We generally require that the plaintiff show "substantial similarity" of expression between both works for a finding of infringement. However, "the degree of substantial similarity required to show infringement varies according to the type of work and the ideas expressed in it." Landsberg v. Scrabble Crossword Game Players, Inc., 736 F.2d 485, 488 (9th Cir.), cert. denied, 469 U.S. 1037 (1984). In Harper House I, we held that "copyright infringement of compilations consisting largely of uncopyrightable elements should not be found in the absence of 'bodily appropriation of expression.' " 889 F.2d at 205 (quoting Worth v.

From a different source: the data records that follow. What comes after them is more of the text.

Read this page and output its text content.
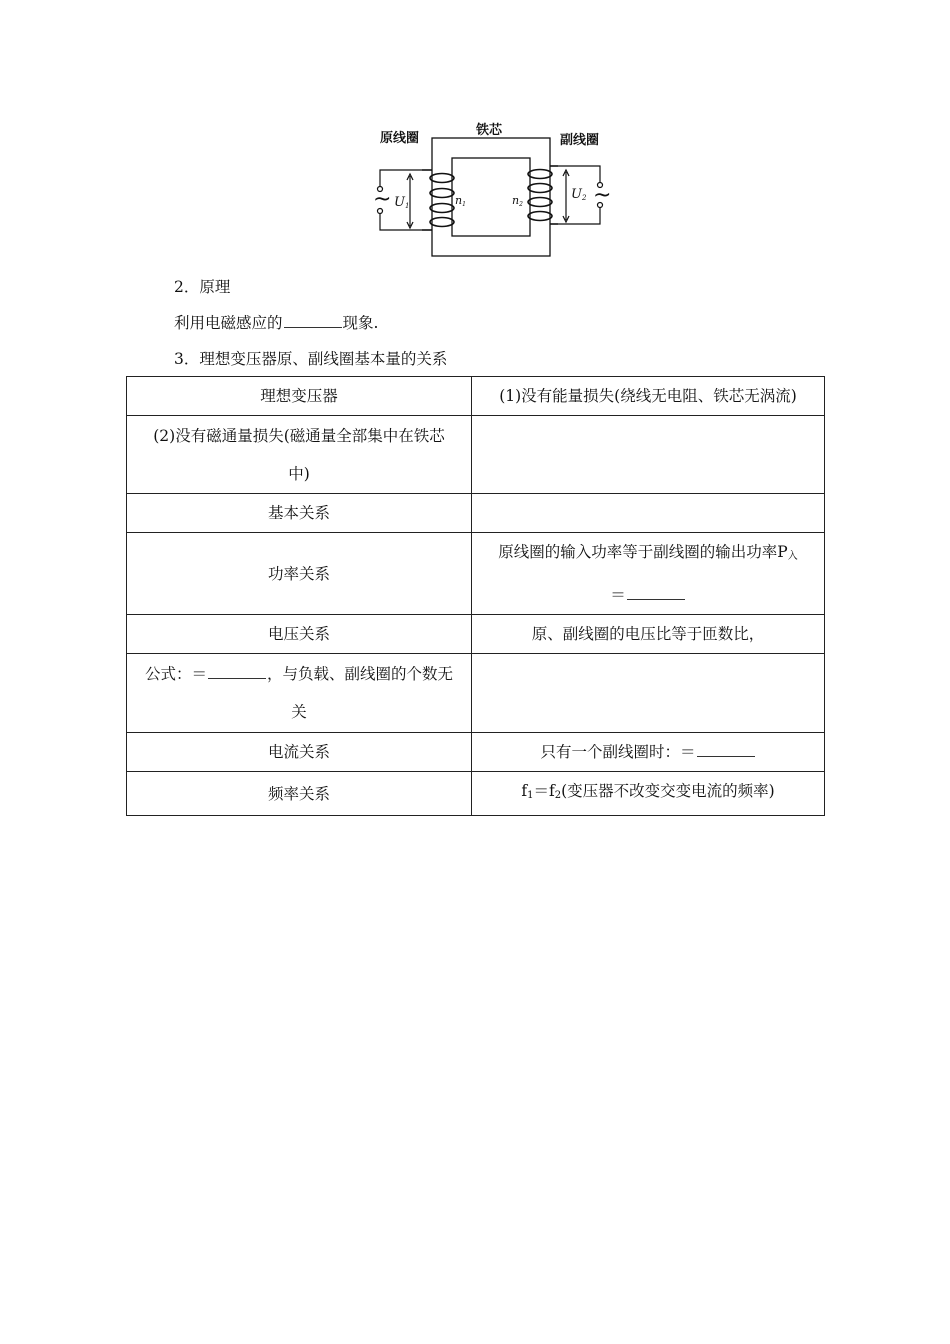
原线圈
铁芯
副线圈
~	~
U1	n1	n2
U2
2．原理
利用电磁感应的	现象.
3．理想变压器原、副线圈基本量的关系
理想变压器	(1)没有能量损失(绕线无电阻、铁芯无涡流)

(2)没有磁通量损失(磁通量全部集中在铁芯
中)	

基本关系	
功率关系	原线圈的输入功率等于副线圈的输出功率$P_入$
＝

电压关系	原、副线圈的电压比等于匝数比，

公式：＝ ，与负载、副线圈的个数无
关	

电流关系	只有一个副线圈时：＝
频率关系	$f_1=f_2$(变压器不改变交变电流的频率)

Selchow & Righter Co., 827 F.2d 569, 573 (9th Cir.1987)). This standard takes into account that compilations comprised mainly of uncopyrightable elements, like factual compilations, merit only extremely limited copyright protection, id., and that the range of expression in such works is limited. See Cooling Sys. & Flexibles, Inc. v. Stuart Radiator, Inc., 777 F.2d 485, 491; Landsberg, 736 F.2d at 488. Accordingly, to prove infringement, Harper House must show that defendants "bodily appropriated" the selection, coordination or arrangement of their organizers.

In attempting to show infringement, Harper House focuses the court's attention on a comparison of individual pages from its organizers and those of defendants. Harper House argues that in comparing the "selection, coordination, and arrangement" of the organizers, the work as a whole must be considered, including those elements that are not copyrightable. See McCulloch v. Albert E. Price, Inc., 823 F.2d 316, 321 (9th Cir.1987) (holding that uncopyrightable material may be considered in evaluating substantial similarity in cases involving artistic works).

We hold that page-by-page comparison is inappropriate and misleadingly prejudicial to the extent it is considered for a purpose other than to determine if the second compiler has bodily appropriated the selection, coordination or arrangement of the first compiler. Only the unique selection, arrangement and coordination of the works as a whole may be compared. See Cooling Sys. & Flexibles, Inc. v. Stuart Radiator, Inc., 777 F.2d 485, 493 (9th Cir.1985). Clearly, of course, this requires some analysis of the unprotected material; but we emphasize that such an analysis must be limited to a determination whether there has been "bodily appropriation" of the selection and arrangement of the unprotected elements in Harper House's organizers. See Harper House I, 889 F.2d at 205.

Although the protection afforded Harper House's organizers is limited, it is not non-existent.